GPU package accelerates what, exactly?

rarensu · April 1, 2024, 8:35pm

Howdy,

I am using the GPU package with Intel PVC GPUs. I want to be able to determine which tasks are being performed on the GPU and which aren’t.

I have an input file with the pair style lj/cut and I have the -sf gpu command line option. So, I’m pretty sure at least that pair style is being accelerated, because it’s on the list.

I don’t see any evidence in the LAMMPS log file of when the suffix is being applied. I do see evidence that both the CPUs and the GPUs are being utilized during the run, and the performance increases when I add more of either kind of resource.

But how do I know? Is there like, a verbose flag I can turn on to learn more these things? I really hope this doesn’t end up where I have to read the code and figure it out for myself.

LAMMPS is on the develop branch from late February and I build it using the Makefiles.

akohlmey · April 1, 2024, 8:47pm

You don’t have to read the source code, but a look into the documentation would be helpful.

Please see 7. Accelerate performance — LAMMPS documentation and 5.8. Pair_style potentials — LAMMPS documentation

rarensu · April 2, 2024, 3:25pm

I found these statements.

https://docs.lammps.org/Speed_compare.html

The GPU package moves per-atom data (coordinates, forces, and (optionally) neighbor list data, if not computed on the GPU) between the CPU and GPU at every timestep.
Both KOKKOS and GPU package compute bonded interactions (bonds, angles, etc) on the CPU.
The GPU package requires neighbor lists to be built on the CPU when using exclusion lists, or a triclinic simulation box.

https://www.lammps.org/bench.html

The curve for the GPU package shows this performance hit may be possible to partially overcome, since the GPU package also moves data back and forth every step to perform time integration on the CPU.

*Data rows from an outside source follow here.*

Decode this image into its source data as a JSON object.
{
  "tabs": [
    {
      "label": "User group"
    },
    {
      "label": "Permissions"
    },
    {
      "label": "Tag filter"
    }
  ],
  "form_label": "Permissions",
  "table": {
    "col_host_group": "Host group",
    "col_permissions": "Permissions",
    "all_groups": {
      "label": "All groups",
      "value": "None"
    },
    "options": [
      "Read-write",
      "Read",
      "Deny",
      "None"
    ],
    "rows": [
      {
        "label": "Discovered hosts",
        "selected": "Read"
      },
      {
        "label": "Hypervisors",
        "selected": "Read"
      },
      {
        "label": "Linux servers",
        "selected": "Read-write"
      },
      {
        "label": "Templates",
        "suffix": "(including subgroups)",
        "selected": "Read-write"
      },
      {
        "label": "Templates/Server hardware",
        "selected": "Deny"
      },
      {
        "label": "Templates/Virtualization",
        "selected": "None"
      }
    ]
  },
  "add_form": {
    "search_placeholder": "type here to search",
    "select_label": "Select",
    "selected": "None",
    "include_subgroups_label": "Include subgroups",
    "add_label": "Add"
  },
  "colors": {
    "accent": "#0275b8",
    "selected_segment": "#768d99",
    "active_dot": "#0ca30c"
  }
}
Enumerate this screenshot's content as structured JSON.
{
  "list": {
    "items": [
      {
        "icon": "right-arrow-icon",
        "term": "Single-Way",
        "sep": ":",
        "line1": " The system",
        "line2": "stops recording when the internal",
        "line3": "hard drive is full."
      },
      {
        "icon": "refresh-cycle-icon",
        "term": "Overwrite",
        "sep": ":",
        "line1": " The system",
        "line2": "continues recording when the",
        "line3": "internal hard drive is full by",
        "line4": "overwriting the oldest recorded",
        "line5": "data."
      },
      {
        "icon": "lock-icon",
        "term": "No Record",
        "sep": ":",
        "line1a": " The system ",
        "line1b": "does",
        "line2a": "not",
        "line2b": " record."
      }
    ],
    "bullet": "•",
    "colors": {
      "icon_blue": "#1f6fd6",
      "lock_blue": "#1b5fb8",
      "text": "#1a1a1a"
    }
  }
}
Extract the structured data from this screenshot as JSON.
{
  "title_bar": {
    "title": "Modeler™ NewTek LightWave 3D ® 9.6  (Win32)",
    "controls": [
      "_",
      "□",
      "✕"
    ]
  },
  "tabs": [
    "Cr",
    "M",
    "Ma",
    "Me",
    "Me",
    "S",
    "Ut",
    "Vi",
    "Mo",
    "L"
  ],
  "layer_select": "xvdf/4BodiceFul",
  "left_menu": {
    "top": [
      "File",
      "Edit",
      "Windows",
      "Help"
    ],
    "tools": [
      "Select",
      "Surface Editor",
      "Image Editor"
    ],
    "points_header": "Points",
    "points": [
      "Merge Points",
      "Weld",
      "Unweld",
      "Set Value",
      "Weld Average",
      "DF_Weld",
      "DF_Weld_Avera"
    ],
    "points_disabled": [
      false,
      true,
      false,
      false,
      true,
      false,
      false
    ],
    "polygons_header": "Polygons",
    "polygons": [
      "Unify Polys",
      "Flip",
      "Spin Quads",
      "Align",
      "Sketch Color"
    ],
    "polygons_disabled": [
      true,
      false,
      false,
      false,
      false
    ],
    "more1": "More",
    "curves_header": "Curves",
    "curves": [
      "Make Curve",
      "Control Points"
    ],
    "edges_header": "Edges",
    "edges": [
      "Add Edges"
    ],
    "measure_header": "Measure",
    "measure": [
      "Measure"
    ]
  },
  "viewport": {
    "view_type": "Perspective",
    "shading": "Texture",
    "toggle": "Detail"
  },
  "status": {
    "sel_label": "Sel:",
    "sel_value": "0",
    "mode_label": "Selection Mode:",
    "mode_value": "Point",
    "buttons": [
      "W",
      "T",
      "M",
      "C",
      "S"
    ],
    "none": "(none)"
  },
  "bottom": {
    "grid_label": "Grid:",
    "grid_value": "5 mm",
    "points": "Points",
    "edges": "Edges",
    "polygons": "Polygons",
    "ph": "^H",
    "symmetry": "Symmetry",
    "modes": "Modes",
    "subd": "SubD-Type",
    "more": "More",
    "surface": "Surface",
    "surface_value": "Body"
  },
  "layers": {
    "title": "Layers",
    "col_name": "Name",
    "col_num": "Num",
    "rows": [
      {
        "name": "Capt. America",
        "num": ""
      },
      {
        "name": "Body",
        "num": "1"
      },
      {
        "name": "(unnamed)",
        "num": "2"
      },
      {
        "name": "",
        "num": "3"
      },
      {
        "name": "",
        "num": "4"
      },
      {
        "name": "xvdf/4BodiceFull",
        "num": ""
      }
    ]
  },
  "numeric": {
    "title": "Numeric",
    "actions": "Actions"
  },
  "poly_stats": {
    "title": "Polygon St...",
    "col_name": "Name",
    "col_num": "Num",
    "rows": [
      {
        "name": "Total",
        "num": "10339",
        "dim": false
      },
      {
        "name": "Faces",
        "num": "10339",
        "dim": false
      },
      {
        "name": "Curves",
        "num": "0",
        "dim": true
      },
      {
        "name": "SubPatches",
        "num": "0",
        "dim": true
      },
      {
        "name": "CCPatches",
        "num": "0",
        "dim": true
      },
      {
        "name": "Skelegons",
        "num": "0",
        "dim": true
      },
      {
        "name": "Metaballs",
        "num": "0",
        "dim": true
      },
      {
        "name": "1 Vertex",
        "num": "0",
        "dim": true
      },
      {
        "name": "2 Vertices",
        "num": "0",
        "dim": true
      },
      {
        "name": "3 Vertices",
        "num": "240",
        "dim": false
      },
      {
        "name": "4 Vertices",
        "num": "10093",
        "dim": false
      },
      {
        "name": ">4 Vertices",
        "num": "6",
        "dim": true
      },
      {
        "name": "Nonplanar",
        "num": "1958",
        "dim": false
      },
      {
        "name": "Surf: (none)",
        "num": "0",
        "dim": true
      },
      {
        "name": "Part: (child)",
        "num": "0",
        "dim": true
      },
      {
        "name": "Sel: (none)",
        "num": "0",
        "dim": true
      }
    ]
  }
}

These statements are telling me that the data gets moved to the CPU on every time step. But, they don’t tell me what work the CPU is actually doing.

akohlmey · April 2, 2024, 3:48pm

The crucial information is in the second link I provided. It shows which pair styles are accelerated by which package or not. Similarly for command, bond/angle/dihedral/improper, fix and compute styles.

By default everything is done on the CPU unless it is shown to be GPU accelerated. For the GPU package, there are only pair styles and parts of PPPM, the rest runs concurrently to the GPU on the CPU. You will see messages printed for each kernel that is downloaded to the GPU.
For the KOKKOS package, data is transferred as needed. The best performance is achieved if all used styles are accelerated and the data can stay on the GPU. It will print warnings if this is not the case.

If you want more specific details you need to first explain what you need that information for.

rarensu · April 2, 2024, 6:42pm

Thank you for your patience with my questions.

I was able to find these four acceleration messages in my LAMMPS output.

- Using acceleration for lj/cut # (for the LJ benchmark)
- Using acceleration for eam # (for the EAM benchmark)
- Using acceleration for lj/charmm/coul/long # (for the Rhodopsin benchmark)
- Using acceleration for pppm # (for the Rhodopsin benchmark)

all with identical acceleration facts.

-  with 28 proc(s) per device.
-  with 1 thread(s) per proc.
-  with OpenCL Parameters for: INTEL_GPU (500)
-  Horizontal vector operations: ENABLED
-  Shared memory system: No

So now I know what is being calculated on the GPU, that’s progress.

I still don’t understand what the CPU are doing. Are they doing the atom modify? Are they doing neighbor list modify?

I was able to find this message in the LAMMPS output.

Neigh mode:      Hybrid (binning on host) with subgroup support

Does that imply that the CPU are involved in maintaining the neighbor list?

stamoor · April 2, 2024, 9:06pm

Both KOKKOS and GPU package compute bonded interactions (bonds, angles, etc) on the CPU.

Actually you can compute bonded interactions on the GPU with the KOKKOS package now, assuming the styles are ported to Kokkos.

stamoor · April 2, 2024, 9:10pm

With the GPU package, the CPU does everything else. For example, fix nve, fix npt, or any other time integrator, fix shake, computing FFTs for PPPM, etc.

rarensu · April 3, 2024, 3:52am

this page https://docs.lammps.org/Commands_fix.html
seems to indicate that fix nve and fix npt are possible to run on the GPU in the GPU package.
I assume the suffix command would catch those automatically, but I can’t tell if it actually happened or not.

akohlmey · April 3, 2024, 3:56am

They don’t. They use the /gpu suffix but only use multi-threading.